The whole bar turned around; one Grandmaster spit up his drink.

“Sorry.” Jermaine began again. “I need to walk away from these writing organizations a new man.  I need to turn my back on the politics and step down from these panels once and for all.”

“But how?”

“Through fiction, how else?” He snapped his fingers as if it were that easy. “Fiction got me into this mess, and it’ll get me out.”

“You must be some storyteller then.  You know what’ll happen afterwards, don’t you?”

“Yes, I am fully aware of the consequences.”

The writer-editor shook his head worriedly. “Is this so-called salvation— Let me rephrase that, is this permanent anonymity really worth that much to you?”

“Where sanity is concerned, yes.  It could also mean new growth!”

“But you yourself even said that if you didn’t write the thing on top of the tree would come plunging down!”

“And the moment I leave this convention, my good friend, I snap my fingers and reverse the polarity of my thoughts.  Hopefully, it changes for the better.  If it doesn’t, at least I tried.”
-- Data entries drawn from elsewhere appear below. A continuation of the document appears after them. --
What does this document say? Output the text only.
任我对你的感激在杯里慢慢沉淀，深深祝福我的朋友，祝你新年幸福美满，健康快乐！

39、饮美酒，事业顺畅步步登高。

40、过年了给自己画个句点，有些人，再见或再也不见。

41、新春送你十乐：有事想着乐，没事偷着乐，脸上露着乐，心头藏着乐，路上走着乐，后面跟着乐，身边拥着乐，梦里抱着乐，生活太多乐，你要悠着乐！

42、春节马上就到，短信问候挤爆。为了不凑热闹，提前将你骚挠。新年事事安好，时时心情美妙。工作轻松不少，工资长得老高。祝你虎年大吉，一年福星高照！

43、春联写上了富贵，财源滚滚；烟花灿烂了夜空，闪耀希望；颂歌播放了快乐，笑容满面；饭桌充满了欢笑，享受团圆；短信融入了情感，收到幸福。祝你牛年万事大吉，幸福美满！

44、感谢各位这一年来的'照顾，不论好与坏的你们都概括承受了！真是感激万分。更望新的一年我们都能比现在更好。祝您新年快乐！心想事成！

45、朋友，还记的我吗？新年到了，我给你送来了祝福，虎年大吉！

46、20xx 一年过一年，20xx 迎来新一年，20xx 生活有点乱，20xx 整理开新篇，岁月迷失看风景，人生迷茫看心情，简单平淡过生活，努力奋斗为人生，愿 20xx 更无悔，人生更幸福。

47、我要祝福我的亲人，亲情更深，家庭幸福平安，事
The writer-editor felt overly sentimental.  He shook Jermaine’s hand and patted him on the back. “I wish you good luck in your new life.  I only wish I had the balls to join you.  But I’ve been in this field for over two decades.  I don’t have anything else.  I just have my words.  Flinging myself into obscurity for some kind of deliverance would be too much of a risk on my well being.” He smiled. “I guess I lack the courage of a hack.  At least let me buy you one for the road.”

Jermaine accepted.

When he finished the drink, the author said his goodbyes and headed for the hotel’s automatic sliding doors.  He closed his eyes and inhaled a deep breath.  He looked behind him very briefly… at the boys and girls wielding lightsabers and sonic screwdrivers… at the jolly attendees dressed in Vulcan ears and Viking’s armor… at the Grandmasters and Industry heads immersed in their readings.

Outside he whistled for a cab.  A taxi pulled up directly in front of the building.  He hopped inside.  The cabbie grinned at Jermaine’s reflection in the mirror. “You look like a Jedi Knight in that blanket.  A regular Obi Wan Kenobi.”
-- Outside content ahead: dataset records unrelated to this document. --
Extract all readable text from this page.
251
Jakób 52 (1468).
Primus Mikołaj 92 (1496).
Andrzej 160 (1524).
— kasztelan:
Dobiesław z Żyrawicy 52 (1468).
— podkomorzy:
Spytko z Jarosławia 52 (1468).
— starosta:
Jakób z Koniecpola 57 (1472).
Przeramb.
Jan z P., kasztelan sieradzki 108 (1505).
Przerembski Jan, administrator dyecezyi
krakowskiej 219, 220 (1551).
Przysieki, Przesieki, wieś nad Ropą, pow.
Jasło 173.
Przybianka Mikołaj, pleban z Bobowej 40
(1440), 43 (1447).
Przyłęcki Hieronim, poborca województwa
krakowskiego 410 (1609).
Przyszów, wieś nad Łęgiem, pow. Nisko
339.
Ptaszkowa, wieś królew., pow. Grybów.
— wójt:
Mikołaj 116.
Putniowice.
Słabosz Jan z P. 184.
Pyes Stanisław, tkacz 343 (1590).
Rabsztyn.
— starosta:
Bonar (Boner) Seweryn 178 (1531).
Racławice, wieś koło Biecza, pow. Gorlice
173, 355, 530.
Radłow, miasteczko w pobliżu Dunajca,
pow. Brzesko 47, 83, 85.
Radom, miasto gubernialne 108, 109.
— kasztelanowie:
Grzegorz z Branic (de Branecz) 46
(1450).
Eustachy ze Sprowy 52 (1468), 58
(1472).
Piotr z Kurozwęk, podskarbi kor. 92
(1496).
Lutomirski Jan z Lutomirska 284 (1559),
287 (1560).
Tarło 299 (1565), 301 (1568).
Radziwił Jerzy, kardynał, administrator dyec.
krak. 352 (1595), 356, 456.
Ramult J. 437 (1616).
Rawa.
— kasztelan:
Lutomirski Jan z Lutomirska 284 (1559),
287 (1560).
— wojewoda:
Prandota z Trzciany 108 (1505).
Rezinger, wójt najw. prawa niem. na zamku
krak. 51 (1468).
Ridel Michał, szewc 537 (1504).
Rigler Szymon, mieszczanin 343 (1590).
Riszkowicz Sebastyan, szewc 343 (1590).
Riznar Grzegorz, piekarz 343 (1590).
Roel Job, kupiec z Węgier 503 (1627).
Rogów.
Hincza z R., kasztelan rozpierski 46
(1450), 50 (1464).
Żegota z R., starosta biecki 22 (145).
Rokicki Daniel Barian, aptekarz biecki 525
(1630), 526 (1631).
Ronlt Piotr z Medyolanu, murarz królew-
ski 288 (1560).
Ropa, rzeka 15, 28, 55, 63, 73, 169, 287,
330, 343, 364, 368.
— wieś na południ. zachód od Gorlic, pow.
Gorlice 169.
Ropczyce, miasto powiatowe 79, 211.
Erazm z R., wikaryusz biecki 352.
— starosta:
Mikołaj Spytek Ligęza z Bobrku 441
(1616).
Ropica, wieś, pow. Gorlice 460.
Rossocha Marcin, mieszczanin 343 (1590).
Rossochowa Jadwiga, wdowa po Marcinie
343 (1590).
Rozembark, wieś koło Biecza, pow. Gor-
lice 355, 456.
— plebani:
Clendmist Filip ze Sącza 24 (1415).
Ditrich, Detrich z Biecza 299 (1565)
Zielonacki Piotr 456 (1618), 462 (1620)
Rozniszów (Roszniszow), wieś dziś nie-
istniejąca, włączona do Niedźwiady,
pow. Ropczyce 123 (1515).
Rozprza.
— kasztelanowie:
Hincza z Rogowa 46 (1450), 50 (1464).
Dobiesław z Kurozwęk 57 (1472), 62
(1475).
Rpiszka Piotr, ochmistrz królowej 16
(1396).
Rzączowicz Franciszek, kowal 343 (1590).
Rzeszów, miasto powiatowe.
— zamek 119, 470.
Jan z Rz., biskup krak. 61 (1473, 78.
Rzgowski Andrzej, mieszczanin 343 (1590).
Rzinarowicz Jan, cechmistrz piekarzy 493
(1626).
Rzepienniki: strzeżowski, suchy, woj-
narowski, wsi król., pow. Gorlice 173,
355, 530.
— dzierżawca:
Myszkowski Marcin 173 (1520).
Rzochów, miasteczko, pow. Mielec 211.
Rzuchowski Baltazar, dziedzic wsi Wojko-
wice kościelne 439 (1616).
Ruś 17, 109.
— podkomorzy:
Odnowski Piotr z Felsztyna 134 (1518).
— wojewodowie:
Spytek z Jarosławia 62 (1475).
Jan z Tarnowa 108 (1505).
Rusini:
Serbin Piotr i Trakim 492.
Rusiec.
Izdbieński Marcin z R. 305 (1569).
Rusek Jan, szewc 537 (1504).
“I’ll give you an extra five bucks not to make any comments.”

The cabbie reset the meter. “So where to, old man?”

“Someplace far away.”

The taxi didn’t move. “Where exactly? You’re the author of this tale.”

Jermaine stared out the passenger side window and into the hotel lobby.  All the big writers danced outside the convention hall: wonder and uncertainty, progress and decline.  The bewitcheries of status, ambition, success and poverty rose from their voices.  The goods and evils of the human competition, the demonology of lives spent, misspent, the mystique of literature’s disorder and hope.  Fear of the new, dread of the old.  They were like witches celebrating a Sabbath of chopped-up modern catechisms.

Finally the hack turned around.  He was beaming, his big handsome smile, the one that had won the hearts of amateurs everywhere. “A place called obscurity.  Now step on it.”